Saturday, September 6, 2008

STRAIGHT TALK ON EXPRESSIONS

March 6, 2008

Words matter.
Part of Hillary Clinton’s campaign strategy has been to portray her opponent Barack Obama as a man of eloquent words and herself as a woman of decisive action — it’s performance, not peroration, she would say if she were eloquent, that makes an effective president.
She’s right in at least one sense: Words can indeed seduce, and empty words are often the most seductive of all.
This applies not only to Obama but to political discourse in general. Words do matter; they construct the mental picture that shapes our view of the world and our responses to it. If words are misused or misapplied, some very bad responses can result.
There are certain words that when beaten enough in political rhetoric take on a life of their own. They trigger a host of associations that go far beyond their basic meanings. Used ideologically, they can cloud clear thinking and push people and politics in ways that often defy common sense. A true straight-talker would do the public great service by unmasking these words for what they are and opening new and honest dialogue on the issues that lie beneath them.
"Tax" is such a trigger-word. Its straightforward meaning as a levy used by government to pay for its operation and for public projects has been turned by ideologues clustered around the long-ago oratory of Ronald Reagan into a symbol of intrinsic evil, detached from any purpose. California’s Proposition 13, enacted in 1978, is an early and classic example of this detachment, where residential property tax rates were set at fixed levels and no longer pegged to the needs of the community. When public education costs, for which property taxes had been primarily used, continued to rise, there was no longer the instrument of taxation to pay for them — or to provide an incentive to control them.
With sufficient haranguing, the detachment of taxation from its purposes spread to all levels of government.

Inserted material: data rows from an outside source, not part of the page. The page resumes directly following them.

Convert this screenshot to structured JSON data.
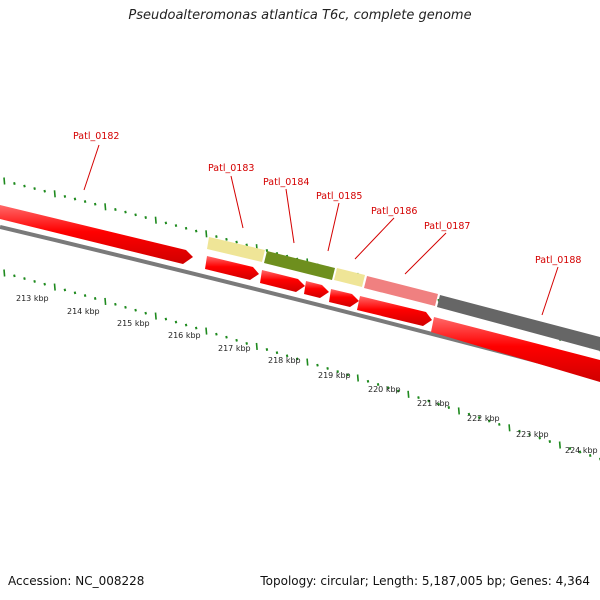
{
  "header": {
    "title": "Pseudoalteromonas atlantica T6c, complete genome"
  },
  "footer": {
    "accession": "Accession: NC_008228",
    "summary": "Topology: circular; Length: 5,187,005 bp; Genes: 4,364"
  },
  "colors": {
    "cds": "#ff0000",
    "cds_highlight": "#ff6a6a",
    "tick": "#1e8a1e",
    "backbone": "#7a7a7a",
    "label": "#d40000",
    "tRNA_yellow": "#efe597",
    "olive": "#6e8f1e",
    "pink": "#f08080",
    "gray": "#666666"
  },
  "gene_labels": [
    "Patl_0182",
    "Patl_0183",
    "Patl_0184",
    "Patl_0185",
    "Patl_0186",
    "Patl_0187",
    "Patl_0188"
  ],
  "scale_labels": [
    "213 kbp",
    "214 kbp",
    "215 kbp",
    "216 kbp",
    "217 kbp",
    "218 kbp",
    "219 kbp",
    "220 kbp",
    "221 kbp",
    "222 kbp",
    "223 kbp",
    "224 kbp"
  ]
}
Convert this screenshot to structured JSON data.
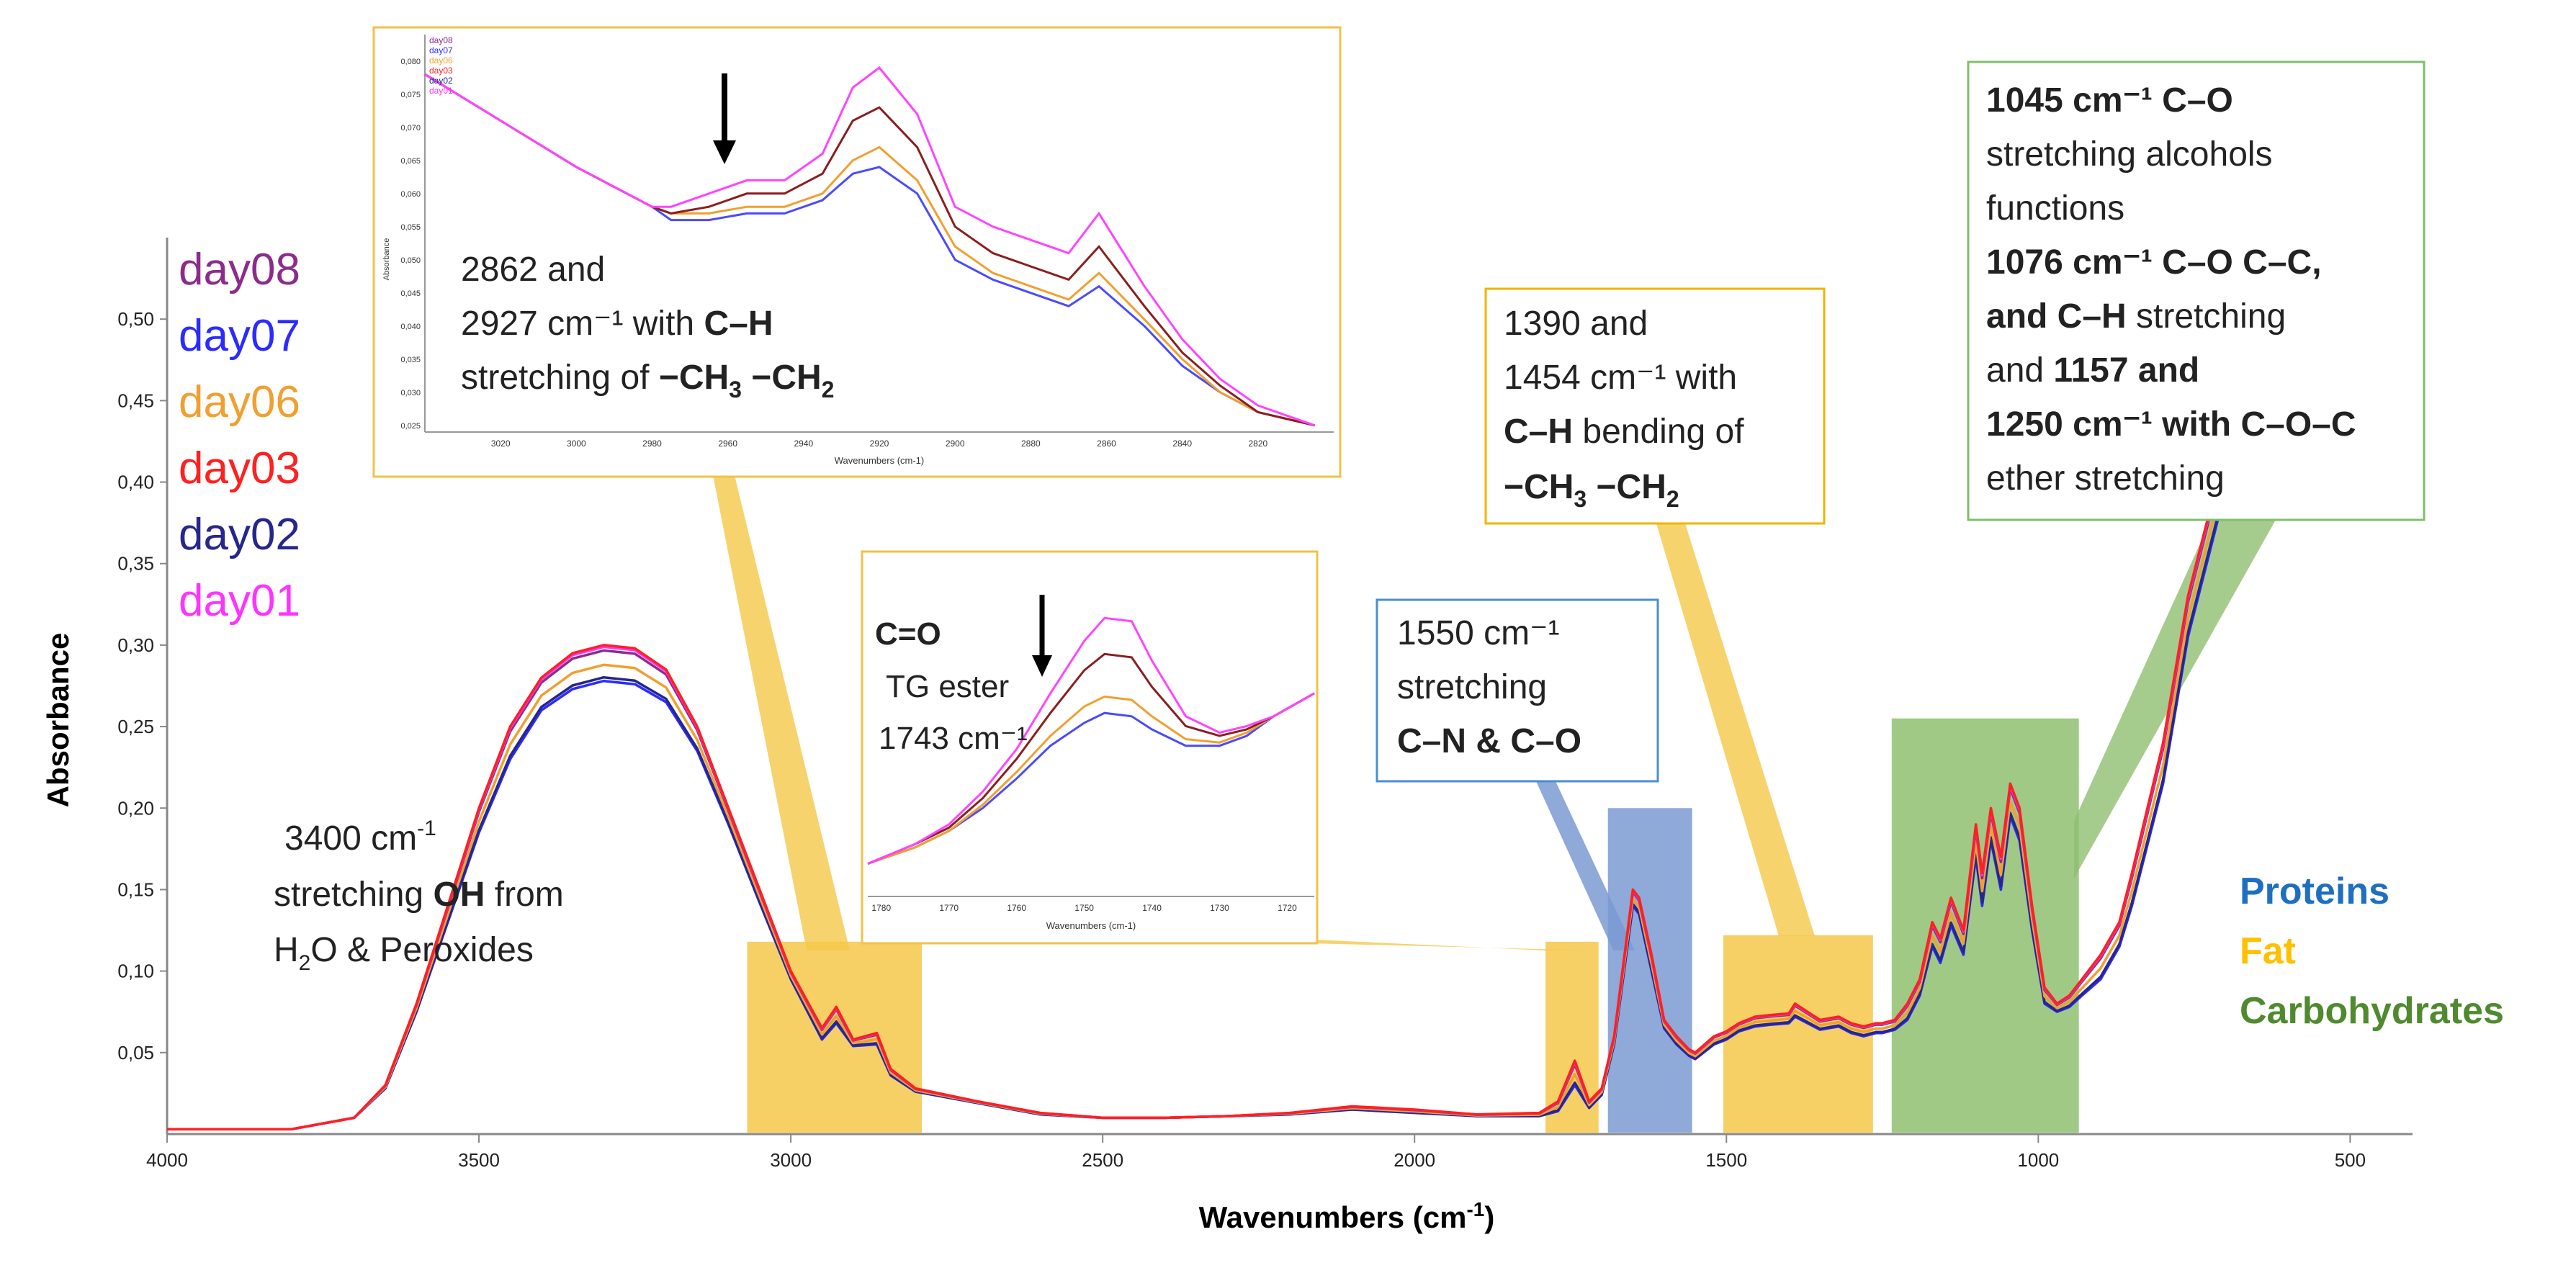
{
  "chart_data": {
    "type": "line",
    "title": "",
    "xlabel": "Wavenumbers (cm-1)",
    "ylabel": "Absorbance",
    "xlim": [
      4000,
      400
    ],
    "x_reversed": true,
    "ylim": [
      0,
      0.55
    ],
    "x_ticks": [
      4000,
      3500,
      3000,
      2500,
      2000,
      1500,
      1000,
      500
    ],
    "y_ticks": [
      0.05,
      0.1,
      0.15,
      0.2,
      0.25,
      0.3,
      0.35,
      0.4,
      0.45,
      0.5
    ],
    "y_tick_labels": [
      "0,05",
      "0,10",
      "0,15",
      "0,20",
      "0,25",
      "0,30",
      "0,35",
      "0,40",
      "0,45",
      "0,50"
    ],
    "legend_placement": "top-left",
    "series": [
      {
        "name": "day08",
        "color": "#8b2c8b"
      },
      {
        "name": "day07",
        "color": "#2b2bff"
      },
      {
        "name": "day06",
        "color": "#f0a030"
      },
      {
        "name": "day03",
        "color": "#ff2020"
      },
      {
        "name": "day02",
        "color": "#26268c"
      },
      {
        "name": "day01",
        "color": "#ff33ff"
      }
    ],
    "x": [
      4000,
      3800,
      3700,
      3650,
      3600,
      3550,
      3500,
      3450,
      3400,
      3350,
      3300,
      3250,
      3200,
      3150,
      3100,
      3050,
      3000,
      2950,
      2927,
      2900,
      2862,
      2840,
      2800,
      2700,
      2600,
      2500,
      2400,
      2300,
      2200,
      2100,
      2000,
      1900,
      1800,
      1770,
      1743,
      1720,
      1700,
      1680,
      1650,
      1640,
      1620,
      1600,
      1580,
      1560,
      1550,
      1520,
      1500,
      1480,
      1454,
      1430,
      1400,
      1390,
      1370,
      1350,
      1320,
      1300,
      1280,
      1260,
      1250,
      1230,
      1210,
      1190,
      1170,
      1157,
      1140,
      1120,
      1100,
      1090,
      1076,
      1060,
      1045,
      1030,
      1010,
      990,
      970,
      950,
      930,
      900,
      870,
      850,
      800,
      760,
      700,
      660
    ],
    "series_values": {
      "upper": [
        0.003,
        0.003,
        0.01,
        0.03,
        0.08,
        0.14,
        0.2,
        0.25,
        0.28,
        0.295,
        0.3,
        0.298,
        0.285,
        0.25,
        0.2,
        0.15,
        0.1,
        0.065,
        0.078,
        0.058,
        0.062,
        0.04,
        0.028,
        0.02,
        0.013,
        0.01,
        0.01,
        0.011,
        0.013,
        0.017,
        0.015,
        0.012,
        0.013,
        0.02,
        0.045,
        0.02,
        0.028,
        0.06,
        0.15,
        0.145,
        0.11,
        0.07,
        0.06,
        0.052,
        0.05,
        0.06,
        0.063,
        0.068,
        0.072,
        0.073,
        0.074,
        0.08,
        0.075,
        0.07,
        0.072,
        0.068,
        0.066,
        0.068,
        0.068,
        0.07,
        0.08,
        0.095,
        0.13,
        0.12,
        0.145,
        0.125,
        0.19,
        0.16,
        0.2,
        0.17,
        0.215,
        0.2,
        0.14,
        0.09,
        0.08,
        0.085,
        0.095,
        0.11,
        0.13,
        0.16,
        0.24,
        0.33,
        0.42,
        0.5
      ],
      "lower": [
        0.003,
        0.003,
        0.01,
        0.028,
        0.075,
        0.13,
        0.185,
        0.23,
        0.26,
        0.273,
        0.278,
        0.276,
        0.265,
        0.235,
        0.19,
        0.142,
        0.095,
        0.058,
        0.068,
        0.054,
        0.055,
        0.036,
        0.026,
        0.019,
        0.012,
        0.01,
        0.01,
        0.011,
        0.012,
        0.015,
        0.013,
        0.011,
        0.011,
        0.014,
        0.03,
        0.016,
        0.024,
        0.055,
        0.14,
        0.135,
        0.1,
        0.065,
        0.055,
        0.048,
        0.046,
        0.055,
        0.058,
        0.063,
        0.066,
        0.067,
        0.068,
        0.072,
        0.068,
        0.064,
        0.066,
        0.062,
        0.06,
        0.062,
        0.062,
        0.064,
        0.07,
        0.085,
        0.115,
        0.105,
        0.128,
        0.11,
        0.17,
        0.14,
        0.18,
        0.15,
        0.195,
        0.18,
        0.125,
        0.08,
        0.075,
        0.078,
        0.085,
        0.095,
        0.115,
        0.14,
        0.215,
        0.305,
        0.395,
        0.48
      ]
    },
    "regions": [
      {
        "label": "Fat",
        "x_from": 3070,
        "x_to": 2790,
        "y_top": 0.118,
        "color": "#f5c84a"
      },
      {
        "label": "Fat",
        "x_from": 1790,
        "x_to": 1705,
        "y_top": 0.118,
        "color": "#f5c84a"
      },
      {
        "label": "Proteins",
        "x_from": 1690,
        "x_to": 1555,
        "y_top": 0.2,
        "color": "#7b9ad2"
      },
      {
        "label": "Fat",
        "x_from": 1505,
        "x_to": 1265,
        "y_top": 0.122,
        "color": "#f5c84a"
      },
      {
        "label": "Carbohydrates",
        "x_from": 1235,
        "x_to": 935,
        "y_top": 0.255,
        "color": "#8ebf6f"
      }
    ]
  },
  "category_legend": [
    {
      "label": "Proteins",
      "color": "#1f6fc0"
    },
    {
      "label": "Fat",
      "color": "#ffc000"
    },
    {
      "label": "Carbohydrates",
      "color": "#4f8a2e"
    }
  ],
  "annotation_main": {
    "line1a": "3400 cm",
    "line1sup": "-1",
    "line2a": "stretching ",
    "line2b": "OH",
    "line2c": " from",
    "line3a": "H",
    "line3sub": "2",
    "line3b": "O & Peroxides"
  },
  "annotation_1550": {
    "l1": "1550 cm⁻¹",
    "l2": "stretching",
    "l3": "C–N & C–O"
  },
  "annotation_1390": {
    "l1": "1390 and",
    "l2": "1454 cm⁻¹ with",
    "l3a": "C–H",
    "l3b": " bending of",
    "l4": "−CH",
    "l4sub": "3",
    "l4b": " −CH",
    "l4sub2": "2"
  },
  "annotation_1045": {
    "l1a": "1045 cm⁻¹",
    "l1b": "  C–O",
    "l2": "stretching alcohols",
    "l3": "functions",
    "l4a": "1076 cm⁻¹",
    "l4b": "  C–O C–C,",
    "l5a": "and C–H",
    "l5b": " stretching",
    "l6a": "and ",
    "l6b": "1157 and",
    "l7a": "1250 cm⁻¹ with C–O–C",
    "l8": "ether stretching"
  },
  "inset1": {
    "xlabel": "Wavenumbers (cm-1)",
    "ylabel": "Absorbance",
    "xlim": [
      3040,
      2800
    ],
    "ylim": [
      0.024,
      0.084
    ],
    "x_ticks": [
      3020,
      3000,
      2980,
      2960,
      2940,
      2920,
      2900,
      2880,
      2860,
      2840,
      2820
    ],
    "y_ticks": [
      0.025,
      0.03,
      0.035,
      0.04,
      0.045,
      0.05,
      0.055,
      0.06,
      0.065,
      0.07,
      0.075,
      0.08
    ],
    "y_tick_labels": [
      "0,025",
      "0,030",
      "0,035",
      "0,040",
      "0,045",
      "0,050",
      "0,055",
      "0,060",
      "0,065",
      "0,070",
      "0,075",
      "0,080"
    ],
    "legend": [
      "day08",
      "day07",
      "day06",
      "day03",
      "day02",
      "day01"
    ],
    "text_l1": "2862 and",
    "text_l2a": "2927 cm⁻¹ with ",
    "text_l2b": "C–H",
    "text_l3a": "stretching of ",
    "text_l3b": "−CH",
    "text_l3s1": "3",
    "text_l3c": " −CH",
    "text_l3s2": "2",
    "x": [
      3040,
      3020,
      3000,
      2980,
      2975,
      2965,
      2955,
      2945,
      2935,
      2927,
      2920,
      2910,
      2900,
      2890,
      2880,
      2870,
      2862,
      2850,
      2840,
      2830,
      2820,
      2805
    ],
    "s_day01": [
      0.078,
      0.071,
      0.064,
      0.058,
      0.058,
      0.06,
      0.062,
      0.062,
      0.066,
      0.076,
      0.079,
      0.072,
      0.058,
      0.055,
      0.053,
      0.051,
      0.057,
      0.046,
      0.038,
      0.032,
      0.028,
      0.025
    ],
    "s_day03": [
      0.078,
      0.071,
      0.064,
      0.058,
      0.057,
      0.058,
      0.06,
      0.06,
      0.063,
      0.071,
      0.073,
      0.067,
      0.055,
      0.051,
      0.049,
      0.047,
      0.052,
      0.043,
      0.036,
      0.031,
      0.027,
      0.025
    ],
    "s_day06": [
      0.078,
      0.071,
      0.064,
      0.058,
      0.057,
      0.057,
      0.058,
      0.058,
      0.06,
      0.065,
      0.067,
      0.062,
      0.052,
      0.048,
      0.046,
      0.044,
      0.048,
      0.041,
      0.035,
      0.03,
      0.027,
      0.025
    ],
    "s_day07": [
      0.078,
      0.071,
      0.064,
      0.058,
      0.056,
      0.056,
      0.057,
      0.057,
      0.059,
      0.063,
      0.064,
      0.06,
      0.05,
      0.047,
      0.045,
      0.043,
      0.046,
      0.04,
      0.034,
      0.03,
      0.027,
      0.025
    ]
  },
  "inset2": {
    "xlabel": "Wavenumbers (cm-1)",
    "xlim": [
      1782,
      1716
    ],
    "x_ticks": [
      1780,
      1770,
      1760,
      1750,
      1740,
      1730,
      1720
    ],
    "t1": "C=O",
    "t2": "TG ester",
    "t3": "1743 cm⁻¹",
    "x": [
      1782,
      1775,
      1770,
      1765,
      1760,
      1755,
      1750,
      1747,
      1743,
      1740,
      1735,
      1730,
      1726,
      1722,
      1716
    ],
    "s_day01": [
      0.1,
      0.16,
      0.22,
      0.32,
      0.45,
      0.62,
      0.78,
      0.85,
      0.84,
      0.72,
      0.55,
      0.5,
      0.52,
      0.55,
      0.62
    ],
    "s_day03": [
      0.1,
      0.16,
      0.21,
      0.3,
      0.42,
      0.56,
      0.69,
      0.74,
      0.73,
      0.64,
      0.52,
      0.49,
      0.51,
      0.55,
      0.62
    ],
    "s_day06": [
      0.1,
      0.15,
      0.2,
      0.28,
      0.38,
      0.49,
      0.58,
      0.61,
      0.6,
      0.55,
      0.48,
      0.47,
      0.5,
      0.55,
      0.62
    ],
    "s_day07": [
      0.1,
      0.15,
      0.2,
      0.27,
      0.36,
      0.46,
      0.53,
      0.56,
      0.55,
      0.51,
      0.46,
      0.46,
      0.49,
      0.55,
      0.62
    ]
  }
}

The current administration has carried this disconnect to remarkable heights, cutting taxes while simultaneously prosecuting a trillion-dollar military operation in Iraq and now burdening the nation with even more debt with that dubious "economic stimulation" package. Every candidate for president is loath to make the bold but common-sense assertion that if we want good and necessary things — health care, education, transportation — we have to pay for them. The public, in fact, would gladly agree, as long as they could see results.
A truly straight-talking candidate would destroy that malevolent icon and reestablish the relation between taxation and its purposes.

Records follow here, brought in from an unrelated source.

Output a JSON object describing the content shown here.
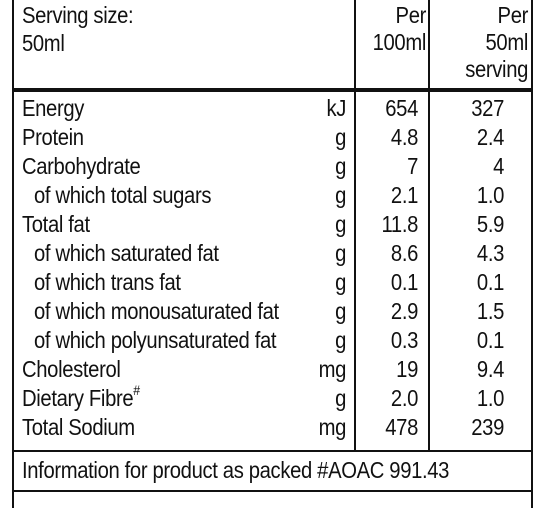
{
  "header": {
    "serving_label_line1": "Serving size:",
    "serving_label_line2": "50ml",
    "col1_line1": "Per",
    "col1_line2": "100ml",
    "col2_line1": "Per",
    "col2_line2": "50ml",
    "col2_line3": "serving"
  },
  "rows": [
    {
      "name": "Energy",
      "unit": "kJ",
      "per100": "654",
      "perServing": "327",
      "indent": false
    },
    {
      "name": "Protein",
      "unit": "g",
      "per100": "4.8",
      "perServing": "2.4",
      "indent": false
    },
    {
      "name": "Carbohydrate",
      "unit": "g",
      "per100": "7",
      "perServing": "4",
      "indent": false
    },
    {
      "name": "of which total sugars",
      "unit": "g",
      "per100": "2.1",
      "perServing": "1.0",
      "indent": true
    },
    {
      "name": "Total fat",
      "unit": "g",
      "per100": "11.8",
      "perServing": "5.9",
      "indent": false
    },
    {
      "name": "of which saturated fat",
      "unit": "g",
      "per100": "8.6",
      "perServing": "4.3",
      "indent": true
    },
    {
      "name": "of which trans fat",
      "unit": "g",
      "per100": "0.1",
      "perServing": "0.1",
      "indent": true
    },
    {
      "name": "of which monousaturated fat",
      "unit": "g",
      "per100": "2.9",
      "perServing": "1.5",
      "indent": true
    },
    {
      "name": "of which polyunsaturated fat",
      "unit": "g",
      "per100": "0.3",
      "perServing": "0.1",
      "indent": true
    },
    {
      "name": "Cholesterol",
      "unit": "mg",
      "per100": "19",
      "perServing": "9.4",
      "indent": false
    },
    {
      "name": "Dietary Fibre",
      "name_sup": "#",
      "unit": "g",
      "per100": "2.0",
      "perServing": "1.0",
      "indent": false
    },
    {
      "name": "Total Sodium",
      "unit": "mg",
      "per100": "478",
      "perServing": "239",
      "indent": false
    }
  ],
  "footnote": "Information for product as packed #AOAC 991.43"
}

"War" is another trigger-word. Most incendiary of all, it opens up visceral feelings of nationalism and defensive fear. It also opens up the desire for discipline and self-sacrifice. Metaphorical uses of the word can lead to unwarranted aggression and demoralization.
The Bush administration has ruthlessly exploited the power of this word. Calling the response to terrorist threats a "war" has generated completely inappropriate and ineffective reactions. Terrorist groups are not nations but tiny, diverse, and often unrelated cells of individuals without armies, air-power, or large-scale munitions; they rely on home-made explosives and arsenals of small arms plundered or purchased. Common sense dictates that they should be dealt with on their own terms, on their own scale, by working with the police forces of the countries where they hide to flush them out and bring them to civil justice, and by censuring those countries that consciously harbor them.
The administration most effectively used the war-on-terror metaphor to whip up support for starting actualy wars in Afghanistan and Iraq, which, most analysts agree, did not squelch terrorists but opened up new opportunities for them.
The war-metaphor is also employed to heighten anxiety and compel support for the continued American presence in Iraq. By every conventional definition, the war there ended when the Iraqi army was defeated and Saddam Hussein deposed, but politicians and the press have continued to designate as "war" what is plainly now a policing operation, an attempt to bring order to a country beset by paramilitary factions. As with the "war on terror," the "war in Iraq" terminology shapes the policy of maintaining a huge military presence that has proved to be a helpless Goliath pelted by the small stones of improvised explosives and small arms.
"We are a nation at war," all the candidates, including opposed-from-the-start Obama, repeat in their stump speeches. But as long as that phrase is hammered at, a realistic resolution of the Iraq dilemma will be impossible.
And then there’s "defense spending." Though the U.S. spends more on the military than all other nations combined, no candidate has touched the subject of whether all this is really necessary, fearing political suicide. But the promise of a thorough review of the military budget might make a candidate actually credible. Rather than being tarred as "soft on defense," a forthright candidate would be seen as "hard on accountability." Half of the annual $700 billion defense budget — the highest in adjusted dollars since World War II — is being spent on high-tech, big-ticket items like multimillion-dollar fighter planes that are useless in the small-scale, on-the-ground actions that are most likely to occur today, while the manpower needed for these actions is lacking and often woefully underequipped and unprotected. Were the public truthfully apprized of the skewed priorities of the Pentagon and the Congress (which routinely appropriates more than even the Pentagon proposes, to fuel projects in their states and districts), the magic of the defense-spending mantra might evaporate.
Until a candidate has the courage to cut down these shibboleths and many more like them that stylize and distort the debate, there will be little straight-talk on the issues, eloquent or prosaic. And little action either.